Beaucoup de dirigeants disent « je n’ai pas le temps de déléguer », alors que déléguer est justement ce qui libère du temps. Derrière cette idée reçue se cache souvent une croyance limitante : celle que “personne ne fera aussi bien que moi”. Pourtant, apprendre à déléguer est une compétence clé pour diriger avec sérénité et efficacité.
Pourquoi les dirigeants ont du mal à déléguer
Il est courant que les chefs d’entreprise, surtout dans les petites structures, hésitent à confier certaines responsabilités. Les freins sont multiples :
La peur de perdre le contrôle : déléguer est parfois perçu comme un risque pour la qualité ou les délais.
Le manque de confiance dans les collaborateurs : certains dirigeants estiment que leur équipe n’a pas encore le niveau nécessaire.
Le temps d’explication jugé trop lourd : former, briefer et suivre semble plus long que “faire soi-même”.
Le syndrome du “super-dirigeant” : beaucoup pensent que leur valeur réside dans le fait d’être partout à la fois.
👉 En réalité, ces freins empêchent le dirigeant de se concentrer sur son rôle stratégique et épuisent son énergie.
Identifier les tâches à forte valeur ajoutée (et celles à déléguer)
Tout ne peut pas être délégué. L’astuce consiste à distinguer :
Les tâches à forte valeur ajoutée : fixer une vision, piloter la stratégie, prendre des décisions clés, rencontrer des partenaires… Ce sont les missions non délégables qui font avancer l’entreprise.
Les tâches récurrentes ou techniques : reporting, suivi administratif, gestion logistique, préparation de documents, certains aspects de la prospection commerciale…
Les tâches qui développent les compétences des collaborateurs : un bon dirigeant fait grandir son équipe en lui confiant des missions qui sortent un peu de la routine.
💡 Astuce pratique : fais la liste de tes activités pendant une semaine. À côté de chaque tâche, note : “stratégique” ou “opérationnelle”. Tu verras rapidement ce que tu peux transmettre.
Les règles d’or d’une délégation réussie
Déléguer ne veut pas dire “se débarrasser” d’une tâche. C’est un acte de management qui demande méthode :
Clarifier le résultat attendu : expliquer le quoi (objectif) mais laisser une marge sur le comment.
Adapter la délégation au niveau de compétence : donner plus ou moins de cadre selon l’expérience de la personne.

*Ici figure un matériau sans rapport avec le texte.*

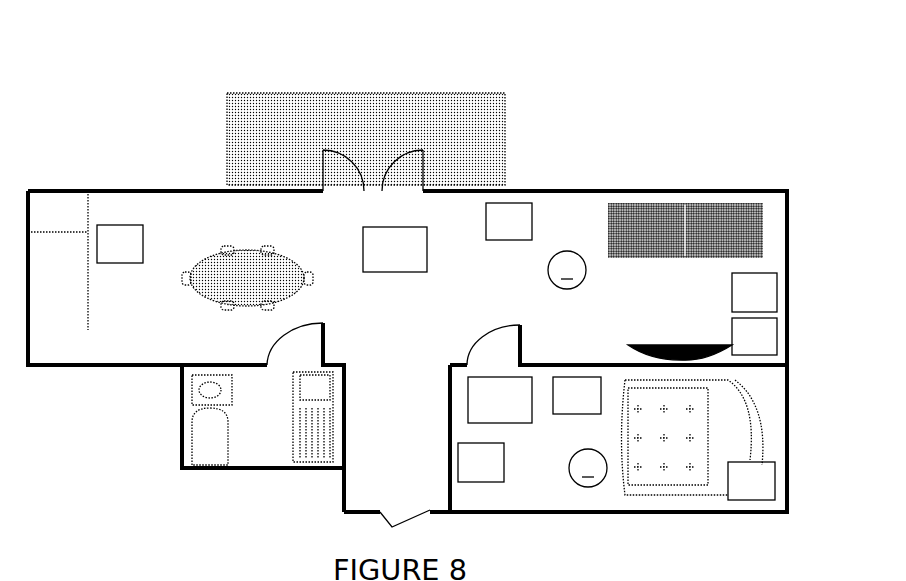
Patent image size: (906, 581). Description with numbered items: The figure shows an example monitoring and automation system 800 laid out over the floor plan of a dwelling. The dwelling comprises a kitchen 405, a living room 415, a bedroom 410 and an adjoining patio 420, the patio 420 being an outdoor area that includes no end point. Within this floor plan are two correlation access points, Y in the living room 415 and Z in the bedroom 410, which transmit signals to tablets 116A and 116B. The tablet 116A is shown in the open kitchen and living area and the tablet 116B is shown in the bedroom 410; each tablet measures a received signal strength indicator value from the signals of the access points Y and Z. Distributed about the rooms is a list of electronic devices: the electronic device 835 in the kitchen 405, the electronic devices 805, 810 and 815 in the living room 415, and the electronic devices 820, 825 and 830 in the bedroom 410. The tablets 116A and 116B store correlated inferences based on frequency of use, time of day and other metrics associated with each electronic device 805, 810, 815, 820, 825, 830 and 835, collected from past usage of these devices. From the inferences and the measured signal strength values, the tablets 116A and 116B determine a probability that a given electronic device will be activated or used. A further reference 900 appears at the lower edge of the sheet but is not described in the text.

The monitoring and automation system 800 is at (556, 105).
The next figure reference 900 is at (588, 580).
The patio 420 is at (313, 133).
The kitchen 405 is at (211, 228).
The living room 415 is at (666, 319).
The bedroom 410 is at (552, 458).
The electronic device 835 is at (134, 253).
The tablet 116A is at (414, 258).
The electronic device 805 is at (523, 230).
The electronic device 810 is at (768, 301).
The electronic device 815 is at (768, 345).
The tablet 116B is at (519, 408).
The electronic device 820 is at (591, 404).
The electronic device 825 is at (495, 471).
The electronic device 830 is at (765, 490).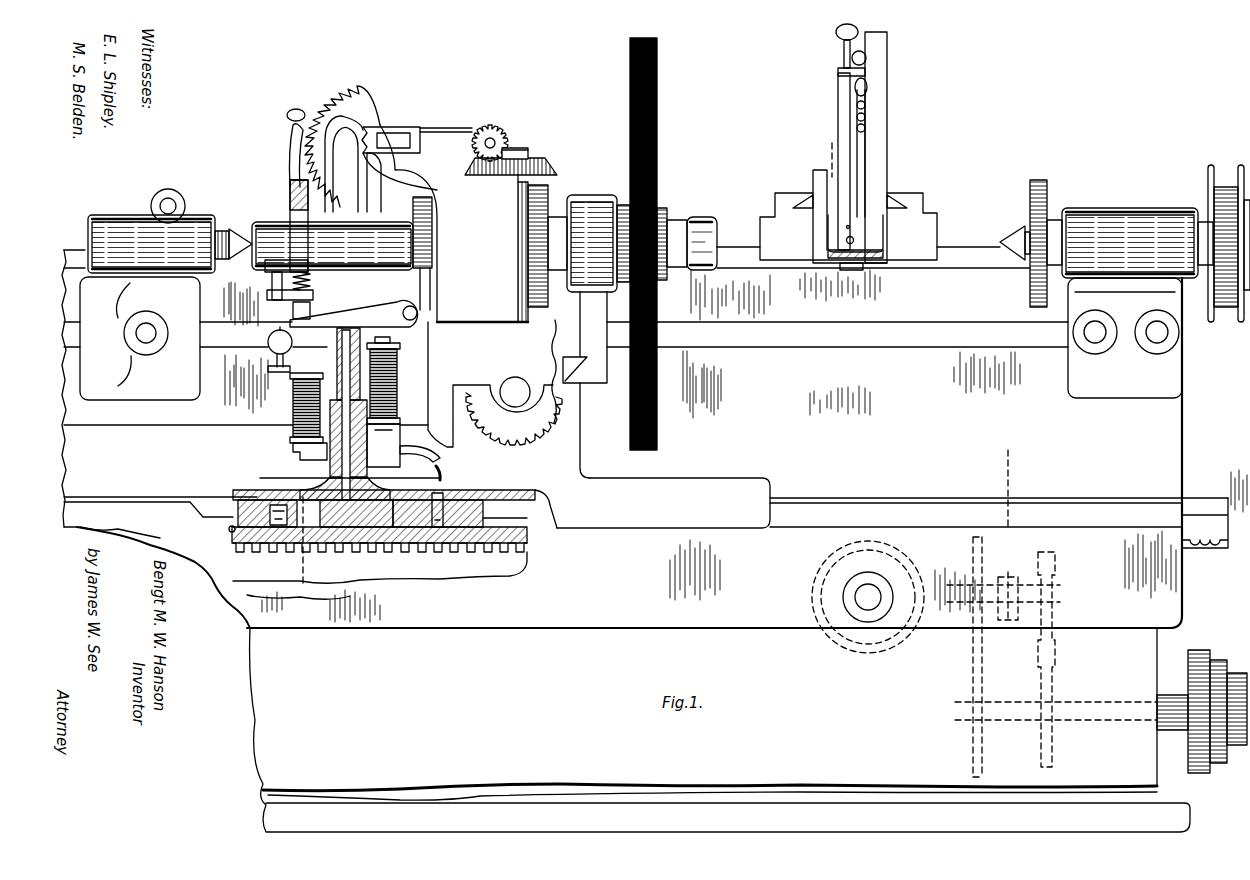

Donner les moyens : documents, outils, temps suffisant pour bien réaliser la mission.
Fixer un délai clair : éviter le flou, source de stress ou d’oublis.
Encourager et valoriser : reconnaître l’effort et les réussites motive l’équipe et renforce la confiance.
Suivi sans micro-management : instaurer la confiance
Une erreur fréquente est de déléguer… puis de vérifier chaque détail, ce qui génère frustration et perte de temps.
Mets en place des points de suivi réguliers mais courts (10-15 minutes).
Pose des questions ouvertes : “Comment avances-tu ?”, plutôt que “Tu as fait ça comme ci ?”.
Encourage les collaborateurs à proposer des solutions plutôt que d’attendre ton feu vert permanent.
👉 L’idée est de rester disponible en soutien, sans tomber dans le contrôle permanent.
Exemple pratique : mise en place d’un tableau de suivi simple
Un outil visuel peut grandement faciliter la délégation. Pas besoin d’un logiciel complexe :
Tableau partagé (Excel, Google Sheets, Notion, Trello, etc.)
Colonnes simples : Tâche – Responsable – Deadline – Statut – Commentaires
Réunion flash hebdo : mise à jour rapide, chacun rend compte de l’avancée
Cet outil permet :
D’avoir une vision claire des responsabilités
De suivre sans harceler l’équipe
De responsabiliser les collaborateurs (c’est eux qui mettent à jour le statut)
Conclusion
Apprendre à déléguer est une étape incontournable pour tout dirigeant qui veut développer son entreprise sans s’épuiser. Ce n’est pas une perte de contrôle, c’est au contraire un levier de performance, de confiance et de croissance.
Déléguer, c’est accepter de sortir du “tout faire soi-même” pour endosser pleinement son rôle de capitaine : fixer le cap et permettre à l’équipage d’avancer ensemble.